Noah distinguió desconcertado en la pantalla una reproducción exacta del interior del ascensor.
—Una cámara —comentó con aprobación.
—HD, mejor calidad que la televisión que tengo en casa —dijo Altmann cuando el ascensor se detuvo dos pisos más abajo.
La puerta se abrió y la cámara mostró un pasillo que parecía extenderse a derecha e izquierda del ascensor. La luz estaba encendida. El tramo que podían ver estaba desierto.
—¿Puedes mover esa cosa? —preguntó Noah.
—Sí, claro. Y se desvanecerá en el aire cuando el enemigo llegue. —Altmann se echó a reír burlón, un error, ya que tuvo que soportar otro ataque de tos. A pesar de ello trató de seguir hablando, pero solo logró pronunciar las palabras a trompicones—: No, pero… podemos… acercar… el zoom.
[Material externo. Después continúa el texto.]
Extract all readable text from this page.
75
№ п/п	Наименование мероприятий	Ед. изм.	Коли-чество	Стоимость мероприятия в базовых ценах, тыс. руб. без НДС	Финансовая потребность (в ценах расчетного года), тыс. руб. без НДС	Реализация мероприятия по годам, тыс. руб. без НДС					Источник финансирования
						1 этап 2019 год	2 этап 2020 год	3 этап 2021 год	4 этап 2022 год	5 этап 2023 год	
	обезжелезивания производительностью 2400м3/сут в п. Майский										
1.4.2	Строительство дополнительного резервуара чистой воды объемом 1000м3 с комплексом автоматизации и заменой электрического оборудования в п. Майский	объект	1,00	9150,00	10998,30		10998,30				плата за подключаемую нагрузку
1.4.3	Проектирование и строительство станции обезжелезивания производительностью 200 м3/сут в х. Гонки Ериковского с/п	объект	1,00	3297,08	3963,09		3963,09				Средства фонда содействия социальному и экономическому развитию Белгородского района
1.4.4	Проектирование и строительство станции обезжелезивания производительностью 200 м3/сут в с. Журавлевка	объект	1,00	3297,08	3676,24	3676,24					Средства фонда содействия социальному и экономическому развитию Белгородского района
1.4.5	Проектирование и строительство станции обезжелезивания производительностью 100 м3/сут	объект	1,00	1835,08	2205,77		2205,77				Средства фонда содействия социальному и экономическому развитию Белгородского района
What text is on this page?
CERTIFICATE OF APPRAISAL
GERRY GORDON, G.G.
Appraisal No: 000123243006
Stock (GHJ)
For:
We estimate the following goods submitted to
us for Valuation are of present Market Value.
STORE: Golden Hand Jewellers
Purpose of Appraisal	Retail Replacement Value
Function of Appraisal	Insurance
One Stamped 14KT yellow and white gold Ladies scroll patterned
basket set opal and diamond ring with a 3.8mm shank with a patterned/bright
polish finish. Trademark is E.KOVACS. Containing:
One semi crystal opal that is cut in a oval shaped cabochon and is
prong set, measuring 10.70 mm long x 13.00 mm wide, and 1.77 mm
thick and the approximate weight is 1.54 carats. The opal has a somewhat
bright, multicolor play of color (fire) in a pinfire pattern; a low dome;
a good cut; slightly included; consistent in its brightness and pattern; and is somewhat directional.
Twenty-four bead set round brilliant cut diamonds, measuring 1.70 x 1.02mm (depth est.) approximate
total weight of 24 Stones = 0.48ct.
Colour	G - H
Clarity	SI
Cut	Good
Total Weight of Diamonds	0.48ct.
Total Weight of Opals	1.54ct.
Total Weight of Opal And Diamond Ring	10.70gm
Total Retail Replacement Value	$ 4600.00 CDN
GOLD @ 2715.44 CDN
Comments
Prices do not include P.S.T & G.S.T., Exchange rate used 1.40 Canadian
Aumentó la sección de la imagen con dos dedos.
—¿Qué es eso? —preguntó Noah, señalando un punto en la puerta que había enfrente del ascensor. Era una pregunta retórica. La resolución de la imagen era muy clara.
Otra copia. El mismo dibujo.
«El arroyo del este. Oosterbeek».
Y otra flecha. Esta vez apuntaba hacia la derecha. Debajo había un mensaje inequívoco: «Room 17», leyó Noah.
Altmann se volvió hacia él, se secó el sudor de la frente, que ya era permanente, y preguntó:
—¿Alguna idea sobre lo que nos espera en la habitación 17?
Noah se encogió de hombros.
—Solo hay una manera de averiguarlo —dijo como para sí. A continuación pulsó el botón para que el ascensor subiera de nuevo.